A year later Hamas used tunnels in Gaza to launch a military strike against the forces of Arafat's successor as PLO leader, Mahmoud Abbas.
Although the military tunnels remained off-limits to outside eyes, during that era Gaza smugglers would show off commercial tunnels under the Rafah border.
These were around three feet (one metre) wide and used winch motors to haul goods in hollow barrels.
One Rafah tunnel operator, Abu Qusay, said a half-mile tunnel took three to six months to dig and could yield up to $100,000 a day. The most profitable item was bullets, bought for $1 each in Egypt and fetching more than $6 in Gaza.
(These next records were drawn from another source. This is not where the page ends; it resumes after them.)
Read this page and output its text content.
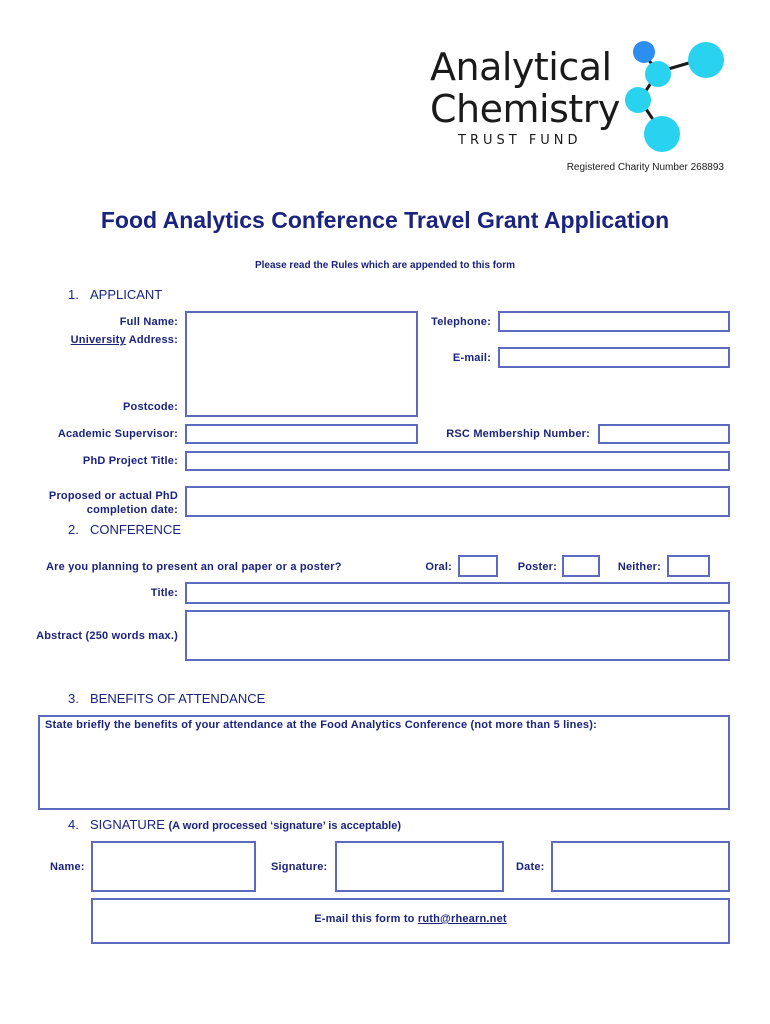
Analytical
Chemistry
TRUST FUND
Registered Charity Number 268893
Food Analytics Conference Travel Grant Application
Please read the Rules which are appended to this form
1. APPLICANT
Full Name:
University Address:
Postcode:
Telephone:
E-mail:
Academic Supervisor:	RSC Membership Number:
PhD Project Title:
Proposed or actual PhD
completion date:
2. CONFERENCE
Are you planning to present an oral paper or a poster?	Oral:	Poster:	Neither:
Title:
Abstract (250 words max.)
3. BENEFITS OF ATTENDANCE
State briefly the benefits of your attendance at the Food Analytics Conference (not more than 5 lines):
4. SIGNATURE (A word processed ‘signature’ is acceptable)
Name:	Signature:	Date:
E-mail this form to ruth@rhearn.net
Kalashnikov rifles, he said, cost $800 in Egypt and sold for twice that.
TUNNEL HUNTING
Professor Joel Roskin, a geomorphologist and geologist with Israel's Bar-Ilan University said it was difficult to map the tunnel network accurately from the surface or space, adding highly classified information was essential for 3D mapping and imagery visualisation.
Among the elite units tasked with going underground is Yahalom, specialist commandos from Israel's Combat Engineering Corps known as the "weasels", who specialise in finding and destroying tunnels.
This week Israeli Prime Minister Benjamin Netanyahu visited Yahalom fighters, telling them: "I rely on you, the people of Israel rely on you."
Israeli sources said they face an enemy that has regrouped and learned from previous operations.
"There are going to be a lot of booby traps. They have thermobaric weapons that they didn't have in 2021, which are more lethal. And I believe they acquired a lot of anti-tank weapon systems that are going to try to hit our APCs (armoured personnel carriers), tanks," said Amnon Sofrin, a former brigadier general and former commander of the Combat Intelligence Corps.
Sofrin, who was also previously head of the intelligence directorate with Israel's Mossad spy agency, said Hamas would also be trying to kidnap soldiers.
Daphne Richemond-Barak, professor at Israel's Reichman University and author of the book Underground Warfare, said the conflicts in Syria and Iraq had changed the situation.
"What the IDF (Israeli military) is likely to face inside the tunnels is also all of the experience and all of the knowledge that has been gained by groups like ISIS (Islamic State) and has been ... passed on to Hamas."